Second, have a cache of best practices at the ready. There are missions where courageous, tech-savvy officers have done innovative, spectacular work. Too often, though, we don’t know who those officers are, what they did or how they did it—so we miss a valuable chance to learn from them.

The use of digital media in diplomacy is in many ways an experimental field. We can and should find ways to capitalize on our own experiments and promote them from the inside.

Third, restructure PD shops at posts. Here, State can take a lesson from the private sector, where the average communications team would have at a minimum a creative director, a Web designer and a graphic artist.

Imagine a scenario where a PD officer oversees two or three local media specialists whose sole job is to create digital content and track analytics. In addition to their media production skills, these professionals would have a deep understanding of the local media market, stratified target audience, media consumption habits, and language and cultural norms.

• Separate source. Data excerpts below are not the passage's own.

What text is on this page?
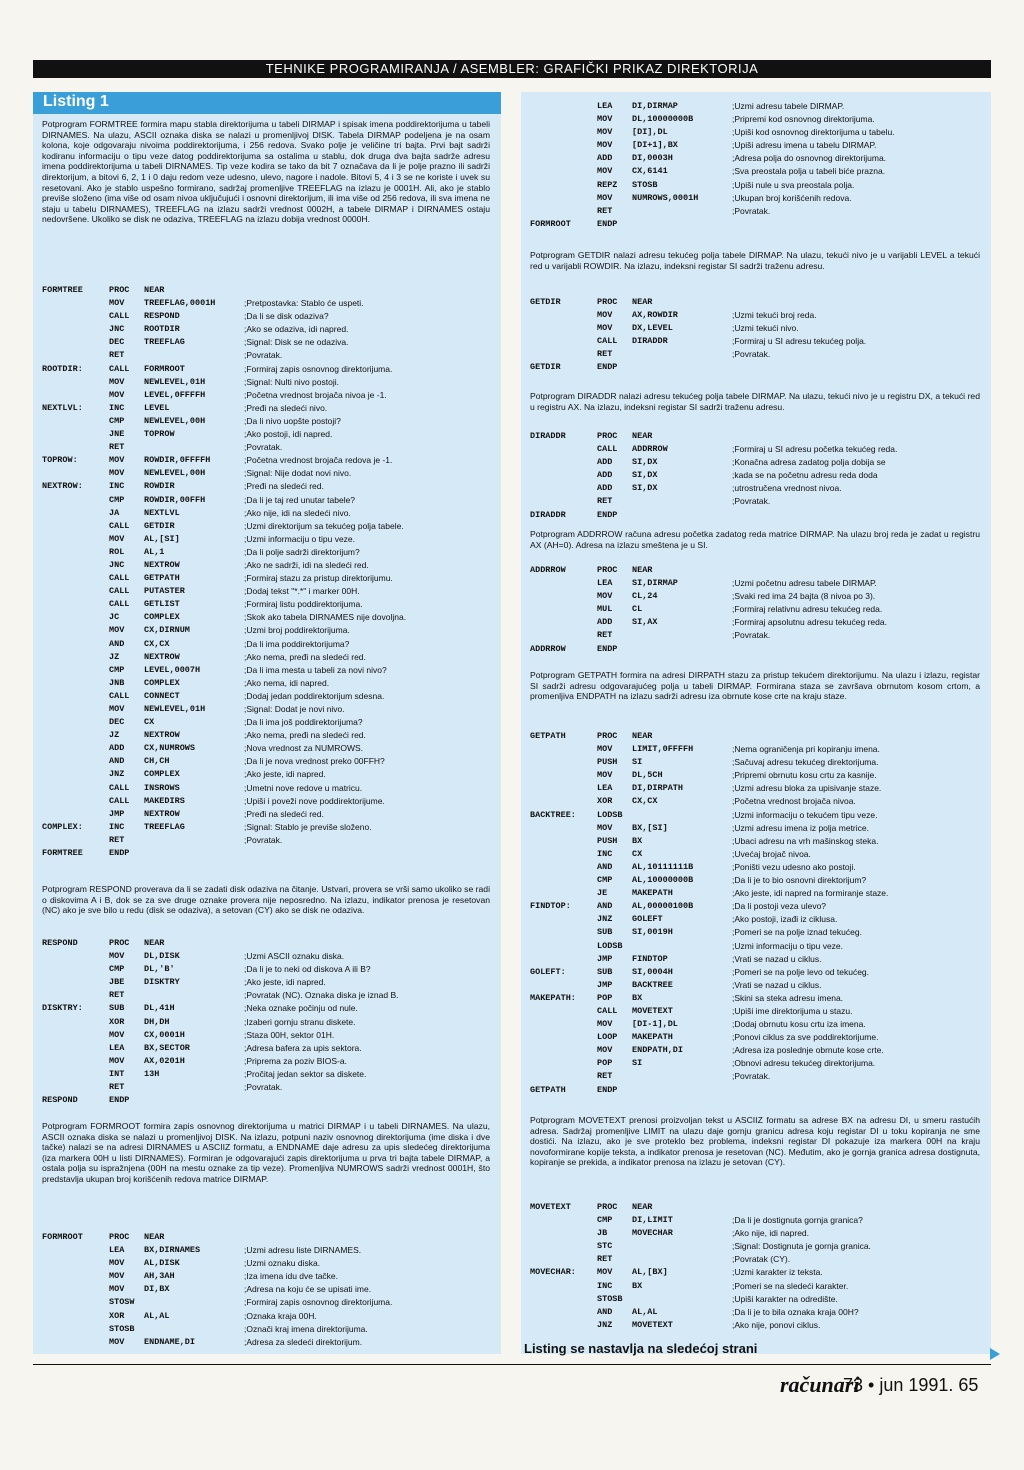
TEHNIKE PROGRAMIRANJA / ASEMBLER: GRAFIČKI PRIKAZ DIREKTORIJA
Listing 1
Potprogram FORMTREE formira mapu stabla direktorijuma u tabeli DIRMAP i spisak imena poddirektorijuma u tabeli DIRNAMES. Na ulazu, ASCII oznaka diska se nalazi u promenljivoj DISK. Tabela DIRMAP podeljena je na osam kolona, koje odgovaraju nivoima poddirektorijuma, i 256 redova. Svako polje je veličine tri bajta. Prvi bajt sadrži kodiranu informaciju o tipu veze datog poddirektorijuma sa ostalima u stablu, dok druga dva bajta sadrže adresu imena poddirektorijuma u tabeli DIRNAMES. Tip veze kodira se tako da bit 7 označava da li je polje prazno ili sadrži direktorijum, a bitovi 6, 2, 1 i 0 daju redom veze udesno, ulevo, nagore i nadole. Bitovi 5, 4 i 3 se ne koriste i uvek su resetovani. Ako je stablo uspešno formirano, sadržaj promenljive TREEFLAG na izlazu je 0001H. Ali, ako je stablo previše složeno (ima više od osam nivoa uključujući i osnovni direktorijum, ili ima više od 256 redova, ili sva imena ne staju u tabelu DIRNAMES), TREEFLAG na izlazu sadrži vrednost 0002H, a tabele DIRMAP i DIRNAMES ostaju nedovršene. Ukoliko se disk ne odaziva, TREEFLAG na izlazu dobija vrednost 0000H.
FORMTREE	PROC NEAR
MOV TREEFLAG,0001H	;Pretpostavka: Stablo će uspeti.
CALL RESPOND	;Da li se disk odaziva?
JNC ROOTDIR	;Ako se odaziva, idi napred.
DEC TREEFLAG	;Signal: Disk se ne odaziva.
RET	;Povratak.
ROOTDIR:	CALL FORMROOT	;Formiraj zapis osnovnog direktorijuma.
MOV NEWLEVEL,01H	;Signal: Nulti nivo postoji.
MOV LEVEL,0FFFFH	;Početna vrednost brojača nivoa je -1.
NEXTLVL:	INC LEVEL	;Pređi na sledeći nivo.
CMP NEWLEVEL,00H	;Da li nivo uopšte postoji?
JNE TOPROW	;Ako postoji, idi napred.
RET	;Povratak.
TOPROW:	MOV ROWDIR,0FFFFH	;Početna vrednost brojača redova je -1.
MOV NEWLEVEL,00H	;Signal: Nije dodat novi nivo.
NEXTROW:	INC ROWDIR	;Pređi na sledeći red.
CMP ROWDIR,00FFH	;Da li je taj red unutar tabele?
JA	NEXTLVL	;Ako nije, idi na sledeći nivo.
CALL GETDIR	;Uzmi direktorijum sa tekućeg polja tabele.
MOV AL,[SI]	;Uzmi informaciju o tipu veze.
ROL AL,1	;Da li polje sadrži direktorijum?
JNC NEXTROW	;Ako ne sadrži, idi na sledeći red.
CALL GETPATH	;Formiraj stazu za pristup direktorijumu.
CALL PUTASTER	;Dodaj tekst "*.*" i marker 00H.
CALL GETLIST	;Formiraj listu poddirektorijuma.
JC	COMPLEX	;Skok ako tabela DIRNAMES nije dovoljna.
MOV CX,DIRNUM	;Uzmi broj poddirektorijuma.
AND CX,CX	;Da li ima poddirektorijuma?
JZ	NEXTROW	;Ako nema, pređi na sledeći red.
CMP LEVEL,0007H	;Da li ima mesta u tabeli za novi nivo?
JNB COMPLEX	;Ako nema, idi napred.
CALL CONNECT	;Dodaj jedan poddirektorijum sdesna.
MOV NEWLEVEL,01H	;Signal: Dodat je novi nivo.
DEC CX	;Da li ima još poddirektorijuma?
JZ	NEXTROW	;Ako nema, pređi na sledeći red.
ADD CX,NUMROWS	;Nova vrednost za NUMROWS.
AND CH,CH	;Da li je nova vrednost preko 00FFH?
JNZ COMPLEX	;Ako jeste, idi napred.
CALL INSROWS	;Umetni nove redove u matricu.
CALL MAKEDIRS	;Upiši i poveži nove poddirektorijume.
JMP NEXTROW	;Pređi na sledeći red.
COMPLEX:	INC TREEFLAG	;Signal: Stablo je previše složeno.
RET	;Povratak.
FORMTREE	ENDP
Potprogram RESPOND proverava da li se zadati disk odaziva na čitanje. Ustvari, provera se vrši samo ukoliko se radi o diskovima A i B, dok se za sve druge oznake provera nije neposredno. Na izlazu, indikator prenosa je resetovan (NC) ako je sve bilo u redu (disk se odaziva), a setovan (CY) ako se disk ne odaziva.
RESPOND	PROC NEAR
MOV DL,DISK	;Uzmi ASCII oznaku diska.
CMP DL,'B'	;Da li je to neki od diskova A ili B?
JBE DISKTRY	;Ako jeste, idi napred.
RET	;Povratak (NC). Oznaka diska je iznad B.
DISKTRY:	SUB DL,41H	;Neka oznake počinju od nule.
XOR DH,DH	;Izaberi gornju stranu diskete.
MOV CX,0001H	;Staza 00H, sektor 01H.
LEA BX,SECTOR	;Adresa bafera za upis sektora.
MOV AX,0201H	;Priprema za poziv BIOS-a.
INT 13H	;Pročitaj jedan sektor sa diskete.
RET	;Povratak.
RESPOND	ENDP
Potprogram FORMROOT formira zapis osnovnog direktorijuma u matrici DIRMAP i u tabeli DIRNAMES. Na ulazu, ASCII oznaka diska se nalazi u promenljivoj DISK. Na izlazu, potpuni naziv osnovnog direktorijuma (ime diska i dve tačke) nalazi se na adresi DIRNAMES u ASCIIZ formatu, a ENDNAME daje adresu za upis sledećeg direktorijuma (iza markera 00H u listi DIRNAMES). Formiran je odgovarajući zapis direktorijuma u prva tri bajta tabele DIRMAP, a ostala polja su ispražnjena (00H na mestu oznake za tip veze). Promenljiva NUMROWS sadrži vrednost 0001H, što predstavlja ukupan broj korišćenih redova matrice DIRMAP.
FORMROOT	PROC NEAR
LEA BX,DIRNAMES	;Uzmi adresu liste DIRNAMES.
MOV AL,DISK	;Uzmi oznaku diska.
MOV AH,3AH	;Iza imena idu dve tačke.
MOV DI,BX	;Adresa na koju će se upisati ime.
STOSW	;Formiraj zapis osnovnog direktorijuma.
XOR AL,AL	;Oznaka kraja 00H.
STOSB	;Označi kraj imena direktorijuma.
MOV ENDNAME,DI	;Adresa za sledeći direktorijum.
LEA DI,DIRMAP	;Uzmi adresu tabele DIRMAP.
MOV DL,10000000B	;Pripremi kod osnovnog direktorijuma.
MOV [DI],DL	;Upiši kod osnovnog direktorijuma u tabelu.
MOV [DI+1],BX	;Upiši adresu imena u tabelu DIRMAP.
ADD DI,0003H	;Adresa polja do osnovnog direktorijuma.
MOV CX,6141	;Sva preostala polja u tabeli biće prazna.
REPZ STOSB	;Upiši nule u sva preostala polja.
MOV NUMROWS,0001H	;Ukupan broj korišćenih redova.
RET	;Povratak.
FORMROOT	ENDP
Potprogram GETDIR nalazi adresu tekućeg polja tabele DIRMAP. Na ulazu, tekući nivo je u varijabli LEVEL a tekući red u varijabli ROWDIR. Na izlazu, indeksni registar SI sadrži traženu adresu.
GETDIR	PROC NEAR
MOV AX,ROWDIR	;Uzmi tekući broj reda.
MOV DX,LEVEL	;Uzmi tekući nivo.
CALL DIRADDR	;Formiraj u SI adresu tekućeg polja.
RET	;Povratak.
GETDIR	ENDP
Potprogram DIRADDR nalazi adresu tekućeg polja tabele DIRMAP. Na ulazu, tekući nivo je u registru DX, a tekući red u registru AX. Na izlazu, indeksni registar SI sadrži traženu adresu.
DIRADDR	PROC NEAR
CALL ADDRROW	;Formiraj u SI adresu početka tekućeg reda.
ADD SI,DX	;Konačna adresa zadatog polja dobija se
ADD SI,DX	;kada se na početnu adresu reda doda
ADD SI,DX	;utrostručena vrednost nivoa.
RET	;Povratak.
DIRADDR	ENDP
Potprogram ADDRROW računa adresu početka zadatog reda matrice DIRMAP. Na ulazu broj reda je zadat u registru AX (AH=0). Adresa na izlazu smeštena je u SI.
ADDRROW	PROC NEAR
LEA SI,DIRMAP	;Uzmi početnu adresu tabele DIRMAP.
MOV CL,24	;Svaki red ima 24 bajta (8 nivoa po 3).
MUL CL	;Formiraj relativnu adresu tekućeg reda.
ADD SI,AX	;Formiraj apsolutnu adresu tekućeg reda.
RET	;Povratak.
ADDRROW	ENDP
Potprogram GETPATH formira na adresi DIRPATH stazu za pristup tekućem direktorijumu. Na ulazu i izlazu, registar SI sadrži adresu odgovarajućeg polja u tabeli DIRMAP. Formirana staza se završava obrnutom kosom crtom, a promenljiva ENDPATH na izlazu sadrži adresu iza obrnute kose crte na kraju staze.
GETPATH	PROC NEAR
MOV LIMIT,0FFFFH	;Nema ograničenja pri kopiranju imena.
PUSH SI	;Sačuvaj adresu tekućeg direktorijuma.
MOV DL,5CH	;Pripremi obrnutu kosu crtu za kasnije.
LEA DI,DIRPATH	;Uzmi adresu bloka za upisivanje staze.
XOR CX,CX	;Početna vrednost brojača nivoa.
BACKTREE: LODSB	;Uzmi informaciju o tekućem tipu veze.
MOV BX,[SI]	;Uzmi adresu imena iz polja metrice.
PUSH BX	;Ubaci adresu na vrh mašinskog steka.
INC CX	;Uvećaj brojač nivoa.
AND AL,10111111B	;Poništi vezu udesno ako postoji.
CMP AL,10000000B	;Da li je to bio osnovni direktorijum?
JE	MAKEPATH	;Ako jeste, idi napred na formiranje staze.
FINDTOP:	AND AL,00000100B	;Da li postoji veza ulevo?
JNZ GOLEFT	;Ako postoji, izađi iz ciklusa.
SUB SI,0019H	;Pomeri se na polje iznad tekućeg.
LODSB	;Uzmi informaciju o tipu veze.
JMP FINDTOP	;Vrati se nazad u ciklus.
GOLEFT:	SUB SI,0004H	;Pomeri se na polje levo od tekućeg.
JMP BACKTREE	;Vrati se nazad u ciklus.
MAKEPATH: POP BX	;Skini sa steka adresu imena.
CALL MOVETEXT	;Upiši ime direktorijuma u stazu.
MOV [DI-1],DL	;Dodaj obrnutu kosu crtu iza imena.
LOOP MAKEPATH	;Ponovi ciklus za sve poddirektorijume.
MOV ENDPATH,DI	;Adresa iza poslednje obrnute kose crte.
POP SI	;Obnovi adresu tekućeg direktorijuma.
RET	;Povratak.
GETPATH	ENDP
Potprogram MOVETEXT prenosi proizvoljan tekst u ASCIIZ formatu sa adrese BX na adresu DI, u smeru rastućih adresa. Sadržaj promenljive LIMIT na ulazu daje gornju granicu adresa koju registar DI u toku kopiranja ne sme dostići. Na izlazu, ako je sve proteklo bez problema, indeksni registar DI pokazuje iza markera 00H na kraju novoformirane kopije teksta, a indikator prenosa je resetovan (NC). Međutim, ako je gornja granica adresa dostignuta, kopiranje se prekida, a indikator prenosa na izlazu je setovan (CY).
MOVETEXT	PROC NEAR
CMP DI,LIMIT	;Da li je dostignuta gornja granica?
JB	MOVECHAR	;Ako nije, idi napred.
STC	;Signal: Dostignuta je gornja granica.
RET	;Povratak (CY).
MOVECHAR: MOV AL,[BX]	;Uzmi karakter iz teksta.
INC BX	;Pomeri se na sledeći karakter.
STOSB	;Upiši karakter na odredište.
AND AL,AL	;Da li je to bila oznaka kraja 00H?
JNZ MOVETEXT	;Ako nije, ponovi ciklus.
Listing se nastavlja na sledećoj strani
računari
73 • jun 1991. 65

The officer would guide the content, using data from the analytics to drive the message forward while clearly linking it to strategic mission objectives from the Integrated Country Strategy. The aim is to engage with audiences daily to create communities of interest on matters of U.S. foreign policy, not just publicize ongoing embassy activities.

Fourth, reconsider hiring practices for PD professionals. Yes, I know: This one may be total pie in the sky. But there is just no denying that public diplomacy is becoming an increasingly technical field. The private sector certainly gets this, and hires only the best people in video production, graphics, marketing and Web design.

So State should consider either making the PD cone a specialist category, or creating a new specialist career track focused solely on digital production and engagement. Or, at the very least, it should hire people into the PD cone who already have significant backgrounds in communications fields like journalism, broadcasting, marketing, campaign managing and so on.

This would significantly reduce the pressure to train officers in a field that changes every day (and leave FSI free to do what it does best: train Foreign Service personnel in the art of being diplomats).

The Importance of Leaning In

Let’s face it: the Cold War is over and USIA is dead. It’s time to overhaul the way we do public diplomacy. We are the United States of America. We are leaders in the field of branding, marketing, advertising—we are better than anybody at selling stuff. We have Silicon Valley, we practically invented the internet, and we are conquering the world with Facebook.

Given this, we at the U.S. State Department should be writing the book on digital diplomacy—not wandering the halls of the Harry S Truman building, lost somewhere between the Ralph J. Bunche Library and 1993.

Nothing I’ve written here is a surprise to anyone working in PD. The question is, how do we get from knowing what the problem is to actually fixing it? Personally, I think that we FSOs should not just stand around and wait for change to come. We have the option, as Sheryl Sandberg would say, to lean in and advocate from the inside.

It’s important; there’s a lot at stake. In the battle to win hearts and minds, we cannot afford to be 20 years behind the times.

Amelia Shaw, the 2015 recipient of AFSA’s W. Averell Harriman Award for Constructive Dissent, joined the State Department Foreign Service in 2014. Prior to that, she was a foreign correspondent for National Public Radio, a TV news producer with the United Nations, a digital media adviser for the Australian Broadcasting Corporation and a specialist in social marketing for international aid organizations. She was also a Fulbright Scholar in Haiti in 2003.

From 2014 to 2016 Ms. Shaw served as a consular officer in Tijuana, and is now in training to serve as a public diplomacy officer in Vientiane, beginning this summer. The views expressed in this article are those of the author alone and not necessarily those of the Department of State or the U.S. government.